Lowvelder (South Africa)
Ike Phaahla, general manager of communications of the KNP, confirmed that these elephants had managed to escape.
“Due to the park rangers’ quick reaction all six animals were driven back to the park.”
Phaahla described the extremely dry period as a “natural way of regulating wildlife populations”. He said unfortunately drought or very dry conditions are nature’s way to reset itself.
“Usually it is the grazers and browsers that suffer the most.”
And while the park’s management may make water available to animals in severe parts of the park, they do not plan any major intervention to save animals from the extremely dry conditions. “There is still enough water available for the animals.”

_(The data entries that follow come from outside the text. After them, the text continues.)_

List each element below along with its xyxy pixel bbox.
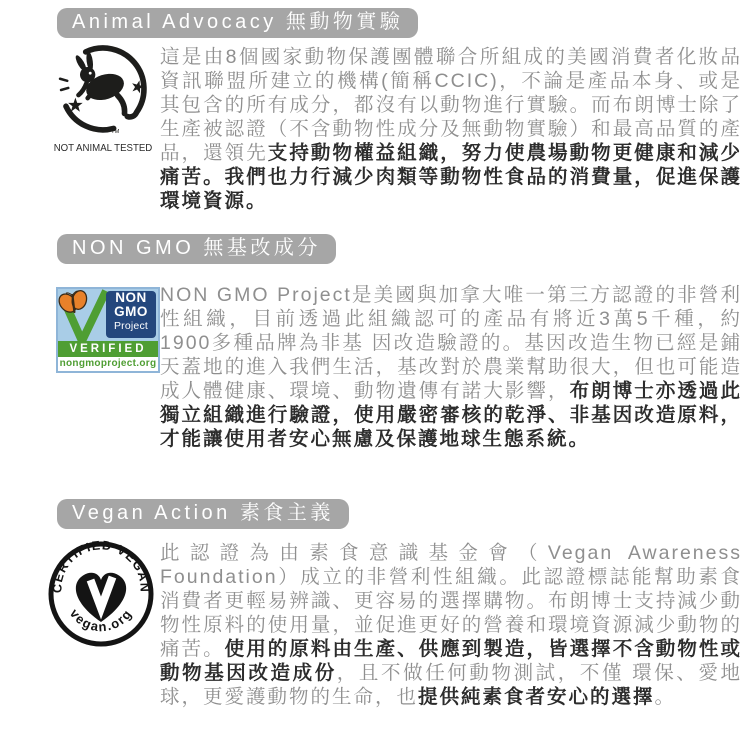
vegan-action-paragraph xyxy=(160,541,742,709)
bunny-front-leg xyxy=(78,83,86,95)
trademark-text: TM xyxy=(111,128,120,135)
butterfly-icon xyxy=(58,289,92,317)
paragraph-segment: 此認證為由素食意識基金會（Vegan Awareness Foundation）成立的非營利性組織。此認證標誌能幫助素食消費者更輕易辨識、更容易的選擇購物。布朗博士支持減少動物性原料的使用量，並促進更好的營養和環境資源減少動物的痛苦。 xyxy=(160,542,742,660)
paragraph-segment: NON GMO Project是美國與加拿大唯一第三方認證的非營利性組織，目前透過此組織認可的產品有將近3萬5千種，約1900多種品牌為非基 因改造驗證的。基因改造生物已經是鋪天蓋地的進入我們生活，基改對於農業幫助很大，但也可能造成人體健康、環境、動物遺傳有諾大影響， xyxy=(160,284,742,402)
non-gmo-word-gmo: GMO xyxy=(114,304,148,319)
verified-band: VERIFIED xyxy=(58,341,158,357)
vegan-org-arc-text: vegan.org xyxy=(66,605,136,635)
paragraph-segment: 布朗博士亦透過此獨立組織進行驗證，使用嚴密審核的乾淨、非基因改造原料，才能讓使用者安心無慮及保護地球生態系統。 xyxy=(160,380,742,450)
paragraph-segment: 這是由8個國家動物保護團體聯合所組成的美國消費者化妝品資訊聯盟所建立的機構(簡稱CCIC)，不論是產品本身、或是其包含的所有成分，都沒有以動物進行實驗。而布朗博士除了生產被認證（不含動物性成分及無動物實驗）和最高品質的產品，還領先 xyxy=(160,46,742,164)
paragraph-segment: 提供純素食者安心的選擇 xyxy=(418,686,655,708)
certified-vegan-icon xyxy=(46,539,156,649)
section-header-non-gmo: NON GMO 無基改成分 xyxy=(57,234,336,264)
paragraph-segment: 支持動物權益組織，努力使農場動物更健康和減少痛苦。我們也力行減少肉類等動物性食品的消費量，促進保護環境資源。 xyxy=(160,142,742,212)
non-gmo-word-non: NON xyxy=(115,290,147,305)
whisker-icon xyxy=(60,79,67,81)
animal-advocacy-paragraph xyxy=(160,45,742,213)
paragraph-segment: 。 xyxy=(654,686,677,708)
paragraph-segment: 使用的原料由生產、供應到製造，皆選擇不含動物性或動物基因改造成份 xyxy=(160,638,742,684)
bunny-eye-icon xyxy=(89,72,92,75)
non-gmo-word-project: Project xyxy=(113,320,149,332)
bunny-hind-leg xyxy=(117,95,124,113)
leaping-bunny-logo xyxy=(48,44,158,154)
certified-vegan-arc-text: CERTIFIED VEGAN xyxy=(50,539,152,594)
paragraph-segment: ，且不做任何動物測試，不僅 環保、愛地球，更愛護動物的生命，也 xyxy=(160,662,742,708)
bunny-caption: NOT ANIMAL TESTED xyxy=(53,142,153,154)
non-gmo-navy-box xyxy=(106,291,156,338)
non-gmo-project-logo xyxy=(56,287,160,373)
non-gmo-logo-top xyxy=(58,289,158,341)
non-gmo-paragraph xyxy=(160,283,742,451)
leaping-bunny-icon xyxy=(48,44,158,136)
nongmoproject-url: nongmoproject.org xyxy=(59,358,157,369)
section-header-animal-advocacy: Animal Advocacy 無動物實驗 xyxy=(57,8,418,38)
section-header-vegan-action: Vegan Action 素食主義 xyxy=(57,499,349,529)
certified-vegan-logo xyxy=(46,539,156,654)
whisker-icon xyxy=(61,88,68,90)
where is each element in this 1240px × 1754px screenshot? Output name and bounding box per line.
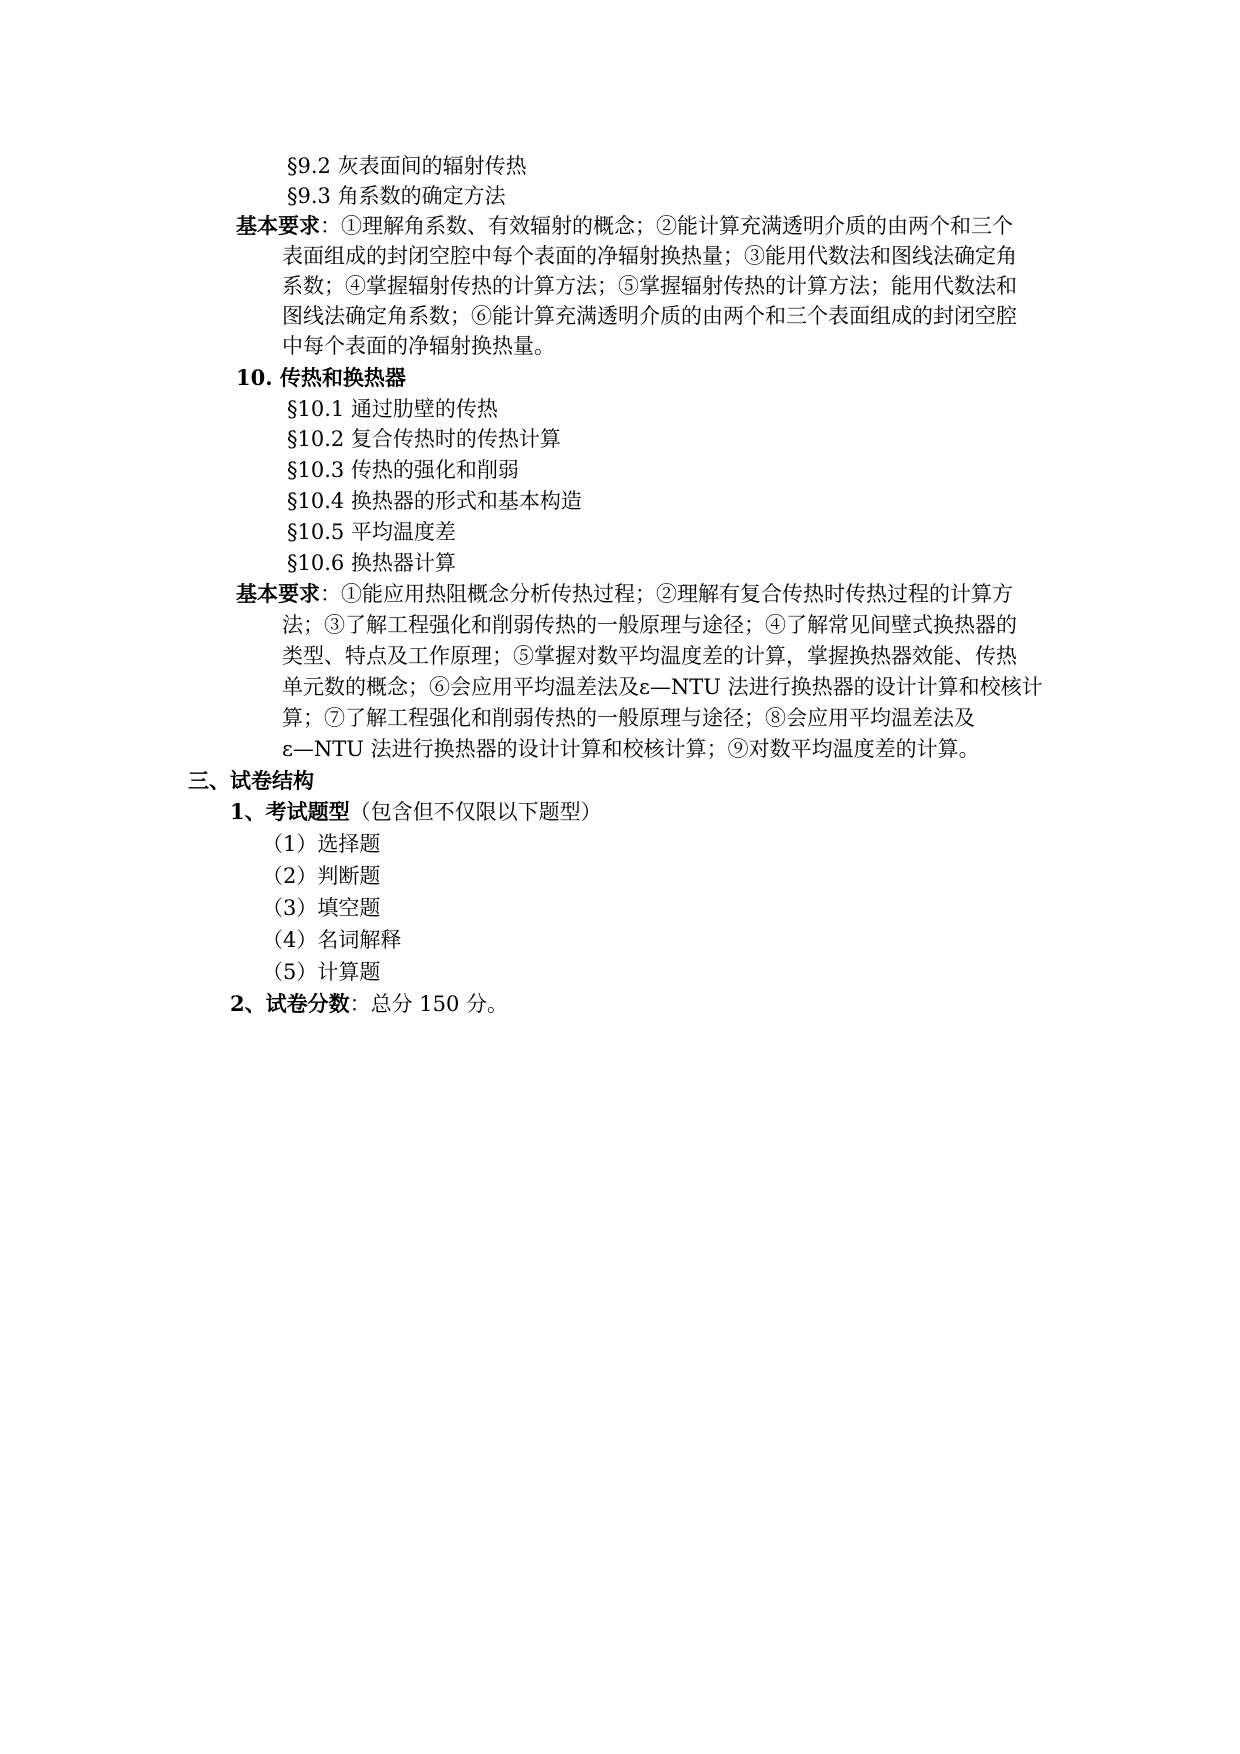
requirements-line: 法；③了解工程强化和削弱传热的一般原理与途径；④了解常见间壁式换热器的 [282,613,1017,637]
exam-type-item: （3）填空题 [262,896,381,920]
exam-score-text: ：总分 150 分。 [349,992,509,1016]
section-9-3: §9.3 角系数的确定方法 [287,184,506,208]
exam-score-label: 2、试卷分数 [230,991,350,1016]
exam-score [230,988,508,1020]
part-3-heading: 三、试卷结构 [188,768,314,793]
exam-type-item: （2）判断题 [262,864,381,888]
exam-types-label: 1、考试题型 [230,799,350,824]
requirements-label: 基本要求 [236,213,320,238]
requirements-label: 基本要求 [236,581,320,606]
section-10-4: §10.4 换热器的形式和基本构造 [287,489,582,513]
requirements-line: ε—NTU 法进行换热器的设计计算和校核计算；⑨对数平均温度差的计算。 [282,737,980,761]
chapter-10-heading: 10. 传热和换热器 [236,365,406,390]
requirements-line: 系数；④掌握辐射传热的计算方法；⑤掌握辐射传热的计算方法；能用代数法和 [282,274,1017,298]
exam-type-item: （1）选择题 [262,832,381,856]
section-9-2: §9.2 灰表面间的辐射传热 [287,154,527,178]
requirements-text: ：①理解角系数、有效辐射的概念；②能计算充满透明介质的由两个和三个 [320,214,1013,238]
section-10-2: §10.2 复合传热时的传热计算 [287,427,561,451]
section-10-5: §10.5 平均温度差 [287,520,456,544]
requirements-line: 中每个表面的净辐射换热量。 [282,334,555,358]
exam-types [230,796,602,828]
section-10-6: §10.6 换热器计算 [287,551,456,575]
section-10-3: §10.3 传热的强化和削弱 [287,458,519,482]
requirements-ch10 [236,578,1013,610]
exam-types-note: （包含但不仅限以下题型） [349,800,602,824]
requirements-line: 图线法确定角系数；⑥能计算充满透明介质的由两个和三个表面组成的封闭空腔 [282,304,1017,328]
exam-type-item: （4）名词解释 [262,928,402,952]
requirements-line: 单元数的概念；⑥会应用平均温差法及ε—NTU 法进行换热器的设计计算和校核计 [282,675,1043,699]
requirements-line: 表面组成的封闭空腔中每个表面的净辐射换热量；③能用代数法和图线法确定角 [282,244,1017,268]
requirements-text: ：①能应用热阻概念分析传热过程；②理解有复合传热时传热过程的计算方 [320,582,1013,606]
requirements-line: 类型、特点及工作原理；⑤掌握对数平均温度差的计算，掌握换热器效能、传热 [282,644,1017,668]
section-10-1: §10.1 通过肋壁的传热 [287,397,498,421]
requirements-ch9 [236,210,1013,242]
requirements-line: 算；⑦了解工程强化和削弱传热的一般原理与途径；⑧会应用平均温差法及 [282,706,975,730]
exam-type-item: （5）计算题 [262,960,381,984]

It is usually buffaloes that suffer heavily during these conditions. The current drought had drastically reduced dam levels and forced water restrictions around the country.
Photographer Jens Friis recently visited the park and took several heart-wrenching photos of the effect on the animals. In one photo an elephant bull is standing despondently with his trunk hanging on the ground next to a burned tree, with no foliage in sight.
There was recently a devastating fire in the park, with up to 70 000 hectares lost.
“The Kruger is, like most of South Africa, very dry,” Friis wrote on his Facebook page.
The drought appears to have had positive impact on game viewing opportunities and visitor numbers in the KNP. It is hypothesised that drought enhances game viewing because of decreased vegetation density.
Another positive result is that the management of the perennial rivers have improved, according to Dr Izak Smit of the KNP’s Scientific Services.